Eylem, güç de olsa uyanmıştı ve kendine geldiğinde onu ilk karşılayan şey acılarıydı.
Daha önce aşağılanmış, hırpalanmış ve darp edilmişti ama bu kadar ileri giden, onu öldürmeye niyetlenen olmamıştı.
Nefes almaya çalıştıkça kaburgaları bıçak girmişçesine ağrıyor, başı şiddetli bir sancıyla zonkluyordu. Hareket etmeye cesareti yoktu ama uzun bir çabanın ardından uzun kirpiklerini aralamayı başarmıştı.
Karşısında dikilen kişiyi başta Okan sanıp korktu. Ama bulanık görüntü netleştikçe adamın Okan ile alakası olmadığını anlayıp rahatladı. Kimdi bilmiyordu. Onunla konuşmaya çalıştığını fark edecek kadar bile uyanık kalamamış, acıdan inleyerek bayılmıştı.

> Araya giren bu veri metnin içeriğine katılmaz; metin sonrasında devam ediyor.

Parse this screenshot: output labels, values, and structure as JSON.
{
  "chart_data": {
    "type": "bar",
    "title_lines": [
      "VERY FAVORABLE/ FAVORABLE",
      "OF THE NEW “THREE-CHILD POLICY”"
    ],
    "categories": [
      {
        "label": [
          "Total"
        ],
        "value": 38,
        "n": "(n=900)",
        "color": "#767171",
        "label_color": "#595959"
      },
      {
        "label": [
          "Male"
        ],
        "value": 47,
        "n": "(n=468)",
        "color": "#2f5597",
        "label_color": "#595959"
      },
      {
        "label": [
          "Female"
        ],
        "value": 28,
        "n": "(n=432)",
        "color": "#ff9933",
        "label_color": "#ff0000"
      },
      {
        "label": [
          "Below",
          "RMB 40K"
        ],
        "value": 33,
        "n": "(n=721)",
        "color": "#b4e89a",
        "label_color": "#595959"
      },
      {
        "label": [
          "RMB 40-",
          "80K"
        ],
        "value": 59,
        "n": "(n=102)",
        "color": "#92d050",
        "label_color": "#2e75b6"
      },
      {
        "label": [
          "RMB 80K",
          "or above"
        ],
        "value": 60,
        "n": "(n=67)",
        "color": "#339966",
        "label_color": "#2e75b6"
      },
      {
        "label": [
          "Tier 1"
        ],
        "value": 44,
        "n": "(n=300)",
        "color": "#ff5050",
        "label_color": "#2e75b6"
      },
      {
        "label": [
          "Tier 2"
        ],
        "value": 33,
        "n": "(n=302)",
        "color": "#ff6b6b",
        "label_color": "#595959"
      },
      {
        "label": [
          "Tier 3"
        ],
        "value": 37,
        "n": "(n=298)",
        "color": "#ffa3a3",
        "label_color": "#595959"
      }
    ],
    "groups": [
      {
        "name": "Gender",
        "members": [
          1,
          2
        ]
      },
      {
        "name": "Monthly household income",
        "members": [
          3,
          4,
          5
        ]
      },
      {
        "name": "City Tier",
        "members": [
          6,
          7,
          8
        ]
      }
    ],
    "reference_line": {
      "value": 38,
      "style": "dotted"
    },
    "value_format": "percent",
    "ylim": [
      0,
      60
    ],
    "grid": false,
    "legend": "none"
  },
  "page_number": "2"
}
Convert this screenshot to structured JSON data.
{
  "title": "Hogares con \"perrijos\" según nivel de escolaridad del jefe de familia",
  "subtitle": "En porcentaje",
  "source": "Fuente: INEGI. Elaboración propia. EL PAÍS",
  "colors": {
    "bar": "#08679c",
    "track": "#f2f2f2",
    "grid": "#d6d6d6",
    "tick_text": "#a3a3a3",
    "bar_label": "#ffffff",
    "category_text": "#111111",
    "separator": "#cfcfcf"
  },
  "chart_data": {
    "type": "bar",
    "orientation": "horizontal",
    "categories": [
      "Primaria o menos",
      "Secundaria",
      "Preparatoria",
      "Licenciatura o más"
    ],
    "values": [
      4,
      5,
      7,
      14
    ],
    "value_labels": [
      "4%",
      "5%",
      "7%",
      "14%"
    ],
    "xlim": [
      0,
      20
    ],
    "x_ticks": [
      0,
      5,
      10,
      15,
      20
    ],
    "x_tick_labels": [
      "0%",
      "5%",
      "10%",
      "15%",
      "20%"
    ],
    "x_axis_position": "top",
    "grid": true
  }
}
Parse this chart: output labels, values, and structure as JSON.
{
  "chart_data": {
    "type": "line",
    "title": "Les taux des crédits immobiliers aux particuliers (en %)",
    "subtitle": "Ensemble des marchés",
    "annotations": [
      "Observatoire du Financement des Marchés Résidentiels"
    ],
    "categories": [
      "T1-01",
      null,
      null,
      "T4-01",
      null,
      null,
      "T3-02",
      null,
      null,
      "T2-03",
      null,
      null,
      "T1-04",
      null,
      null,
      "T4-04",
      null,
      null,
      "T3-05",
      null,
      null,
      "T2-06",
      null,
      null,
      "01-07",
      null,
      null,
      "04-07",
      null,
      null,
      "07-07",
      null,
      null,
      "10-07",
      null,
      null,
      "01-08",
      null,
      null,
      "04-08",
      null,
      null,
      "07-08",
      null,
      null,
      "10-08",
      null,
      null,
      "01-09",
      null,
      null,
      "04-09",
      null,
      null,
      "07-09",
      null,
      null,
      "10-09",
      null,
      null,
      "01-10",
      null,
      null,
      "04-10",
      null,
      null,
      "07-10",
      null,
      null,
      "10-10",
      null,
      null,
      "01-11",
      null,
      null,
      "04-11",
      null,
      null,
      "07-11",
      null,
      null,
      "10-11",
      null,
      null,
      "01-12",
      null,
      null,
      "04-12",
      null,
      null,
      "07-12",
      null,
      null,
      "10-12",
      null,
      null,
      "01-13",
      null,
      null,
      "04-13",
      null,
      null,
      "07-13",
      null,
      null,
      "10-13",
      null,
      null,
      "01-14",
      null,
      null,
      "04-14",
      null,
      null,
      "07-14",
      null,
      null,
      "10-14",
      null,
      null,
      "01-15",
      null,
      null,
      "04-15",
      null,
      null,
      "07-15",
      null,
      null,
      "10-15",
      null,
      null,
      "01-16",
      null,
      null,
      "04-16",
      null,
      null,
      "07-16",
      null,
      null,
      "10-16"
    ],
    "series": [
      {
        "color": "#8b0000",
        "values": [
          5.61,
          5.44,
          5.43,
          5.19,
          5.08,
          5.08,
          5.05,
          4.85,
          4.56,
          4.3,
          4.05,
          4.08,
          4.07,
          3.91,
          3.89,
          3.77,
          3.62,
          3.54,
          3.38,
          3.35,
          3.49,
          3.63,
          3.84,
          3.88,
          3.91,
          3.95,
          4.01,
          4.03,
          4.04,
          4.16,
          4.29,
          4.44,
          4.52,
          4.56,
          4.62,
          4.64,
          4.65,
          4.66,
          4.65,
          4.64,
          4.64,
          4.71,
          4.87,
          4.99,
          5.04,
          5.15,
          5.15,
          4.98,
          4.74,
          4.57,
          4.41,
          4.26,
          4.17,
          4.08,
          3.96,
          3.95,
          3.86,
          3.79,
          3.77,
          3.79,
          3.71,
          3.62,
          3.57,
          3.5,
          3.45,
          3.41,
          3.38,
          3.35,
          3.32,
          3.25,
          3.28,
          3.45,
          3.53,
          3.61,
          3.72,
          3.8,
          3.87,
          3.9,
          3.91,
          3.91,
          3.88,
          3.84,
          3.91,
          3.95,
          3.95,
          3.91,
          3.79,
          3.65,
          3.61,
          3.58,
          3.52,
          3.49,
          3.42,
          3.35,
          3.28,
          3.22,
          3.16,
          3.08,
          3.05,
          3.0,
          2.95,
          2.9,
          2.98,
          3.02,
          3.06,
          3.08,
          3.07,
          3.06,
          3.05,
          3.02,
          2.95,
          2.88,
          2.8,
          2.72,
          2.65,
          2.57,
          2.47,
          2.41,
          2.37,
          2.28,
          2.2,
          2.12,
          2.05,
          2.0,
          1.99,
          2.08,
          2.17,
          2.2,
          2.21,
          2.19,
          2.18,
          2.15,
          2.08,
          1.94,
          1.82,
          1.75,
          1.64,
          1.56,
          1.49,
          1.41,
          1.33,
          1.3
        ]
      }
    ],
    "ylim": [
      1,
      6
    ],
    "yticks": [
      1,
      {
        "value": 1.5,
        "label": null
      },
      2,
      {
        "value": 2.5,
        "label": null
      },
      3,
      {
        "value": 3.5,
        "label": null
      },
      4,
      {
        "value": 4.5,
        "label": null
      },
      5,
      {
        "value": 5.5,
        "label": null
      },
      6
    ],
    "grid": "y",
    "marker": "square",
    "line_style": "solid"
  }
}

Gözlerini yeniden araladığında, ilk seferinde olduğu gibi zorlanmamıştı. Acılarının çoğu hafiflemiş, görüşü netleşmiş, başındaki korkunç ağrı dinmişti. Hala nefes alırken yeniden yeniden bıçaklanıyormuş gibi bir acı vardı ama bu acı da bir ölçüde hafiflemişti.
“Sonunda uyandı!” diye bağıran Defne olmasaydı, daha iyi hissedeceğinden emindi. Kız, yatağının ayak ucundan koşar adım yanına geçerek ellerini tuttuğunda dişlerini sıktı.
Dudakları ve boğazı kurumuştu. Konuşmaya çalıştı. Güç bela “Bağırma,” diye fısıldayabildi.
“Ellerin bile buz gibiydi, öleceksin sanmıştım, şükür şimdi sıcak…” diyen Defne, “Ben bizimkilere bir haber vereyim, hemen geri döneceğim canım!” diyerek elini yavaşça bıraktı ama neredeyse koşarak odadan çıktı. Kısa bir süre sonra odaya birkaç kişi girdi.
Eylem, Defne hariç gelenlerden sadece Emir Ali’yi tanıyordu. Gözleri adamla buluştuğunda onun çatılı kaşlarının, aksi yüzünün az da olsa yumuşadığını gördü.
Emir Ali yanına geldi. Nasılsın demedi. Ağrın var mı demedi. Bir istediğin var mı demedi. Sadece tek bir şey sordu: “Sana bunu kim yaptı?”
Eylem, “Su,” diye fısıldadı. Onca insanın içinde kimden dayak yediğini ve detaylarını anlatmak istememesi bir yana, olayları hatırlamak da istemiyordu. Zaten zihni kirli birçok anıyla yeterince zehirlenmişti, onlarla zor başa çıkıyordu, şimdi yenileriyle uğraşacak kadar sağlam hissetmiyordu.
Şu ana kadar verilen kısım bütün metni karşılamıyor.